The shelling hit a local hospital that is now unable to provide services, SOHR reported.
Idlib is supposed to be one of the so-called de-escalation zones set up in Syria last year with the backing of Russia, Iran and Turkey.
The plan’s objective was to stop the fighting and offer safety to civilians in those four areas: Idlib province, East Ghouta, northern Homs province and the country’s south, but the Syrian government and its allies have not abided by the deal and continue to target all areas included in the deal, apart from the south.
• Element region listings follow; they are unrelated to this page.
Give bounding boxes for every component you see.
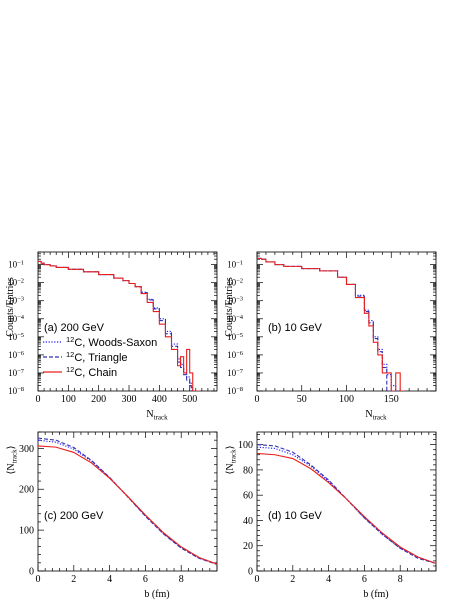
series-group: [38, 260, 200, 391]
x-tick-label: 2: [71, 574, 76, 585]
x-tick-label: 0: [36, 574, 41, 585]
y-axis-label: Counts/Entries: [5, 277, 16, 337]
x-tick-label: 4: [326, 574, 331, 585]
series-group: [38, 437, 217, 565]
x-tick-label: 150: [384, 394, 399, 405]
x-tick-label: 300: [122, 394, 137, 405]
y-tick-label: 10−5: [8, 331, 24, 342]
x-tick-label: 8: [179, 574, 184, 585]
x-axis-label: b (fm): [363, 589, 388, 600]
y-tick-label: 10−2: [8, 277, 24, 288]
y-tick-label: 10−1: [8, 259, 24, 270]
series-line-dotted: [257, 446, 436, 564]
y-axis-label: Counts/Entries: [224, 277, 235, 337]
x-tick-label: 4: [107, 574, 112, 585]
series-group: [257, 257, 405, 391]
y-axis-label: ⟨Ntrack⟩: [6, 445, 19, 474]
chart-panel-a: 0 100 200 300 400 500 10−8 10−7 10−6 10−5 10−4 10−3…: [5, 251, 218, 422]
y-tick-label: 10−4: [8, 313, 25, 324]
x-axis-label: Ntrack: [365, 409, 387, 422]
plot-frame: [37, 431, 218, 572]
y-tick-label: 100: [238, 440, 253, 451]
x-tick-label: 0: [255, 574, 260, 585]
x-tick-label: 8: [398, 574, 403, 585]
y-tick-label: 60: [243, 491, 253, 502]
x-tick-label: 400: [152, 394, 167, 405]
y-tick-label: 200: [19, 485, 34, 496]
y-tick-label: 10−7: [8, 367, 25, 378]
series-line-solid: [38, 260, 200, 391]
panel-annotation: (d) 10 GeV: [268, 510, 322, 522]
series-line-dashed: [38, 437, 217, 565]
y-tick-label: 10−6: [227, 349, 244, 360]
x-axis-label: b (fm): [144, 589, 169, 600]
y-tick-label: 10−3: [227, 295, 243, 306]
y-tick-label: 10−2: [227, 277, 243, 288]
y-tick-label: 10−8: [8, 386, 24, 397]
plot-frame: [256, 431, 437, 572]
x-tick-label: 0: [255, 394, 260, 405]
legend-label: 12C, Woods-Saxon: [66, 335, 157, 350]
x-axis-label: Ntrack: [146, 409, 168, 422]
series-line-dotted: [38, 439, 217, 565]
x-tick-label: 500: [182, 394, 197, 405]
panel-annotation: (c) 200 GeV: [44, 510, 104, 522]
y-tick-label: 10−6: [8, 349, 25, 360]
y-tick-label: 20: [243, 541, 253, 552]
y-tick-label: 10−8: [227, 386, 243, 397]
y-tick-label: 10−4: [227, 313, 244, 324]
y-tick-label: 10−3: [8, 295, 24, 306]
y-tick-label: 80: [243, 465, 253, 476]
series-line-solid: [38, 445, 217, 565]
series-group: [257, 444, 436, 564]
series-line-solid: [257, 257, 405, 391]
panel-annotation: (a) 200 GeV: [44, 322, 105, 334]
y-tick-label: 10−1: [227, 259, 243, 270]
chart-panel-b: 0 50 100 150 10−8 10−7 10−6 10−5 10−4 10−3 10−2 10−…: [224, 251, 437, 422]
x-tick-label: 0: [36, 394, 41, 405]
y-tick-label: 10−5: [227, 331, 243, 342]
x-tick-label: 6: [362, 574, 367, 585]
y-tick-label: 0: [29, 567, 34, 578]
y-tick-label: 100: [19, 526, 34, 537]
panel-annotation: (b) 10 GeV: [268, 322, 322, 334]
chart-panel-c: 0 2 4 6 8 0 100 200 300 b (fm) ⟨Ntrack⟩ (c) 200 GeV: [6, 431, 218, 600]
series-line-dashed: [257, 444, 436, 564]
y-tick-label: 300: [19, 444, 34, 455]
x-tick-label: 6: [143, 574, 148, 585]
y-axis-label: ⟨Ntrack⟩: [225, 445, 238, 474]
x-tick-label: 200: [91, 394, 106, 405]
x-tick-label: 50: [297, 394, 307, 405]
legend-label: 12C, Chain: [66, 365, 117, 380]
legend-label: 12C, Triangle: [66, 350, 128, 365]
x-tick-label: 2: [290, 574, 295, 585]
x-tick-label: 100: [61, 394, 76, 405]
y-tick-label: 10−7: [227, 367, 244, 378]
series-line-solid: [257, 452, 436, 564]
x-tick-label: 100: [339, 394, 354, 405]
y-tick-label: 0: [248, 567, 253, 578]
y-tick-label: 40: [243, 516, 253, 527]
According to the United Nations, Idlib is home to an estimated 2.6 million Syrians, including many internally displaced people who have already fled fighting elsewhere in the country.
The attacks come as Russian-sponsored diplomatic talks over the future of Syria are set to begin in the Black Sea resort city of Sochi, but the main opposition bloc – the Syrian Negotiations Commission (SNC), also known as the Higher Negotiation Committee (HNC), has announced that it will boycott the conference.
On Saturday, at least eight people were killed in the besieged enclave of Eastern Ghouta, the last remaining rebel stronghold near the capital, Damascus. Government shelling violated a Russian-negotiated ceasefire, which had gone into effect hours earlier.
Eastern Ghouta has been under siege by the government since 2013, with some 400,000 residents suffering from acute food and medicine shortages.
The country has been locked in a vicious civil war since early 2011 when the government of President Bashar al-Assad cracked down on pro-democracy protests.
Since then, hundreds of thousands of people have been killed, and more than 10 million have been forced from their homes, according to the UN.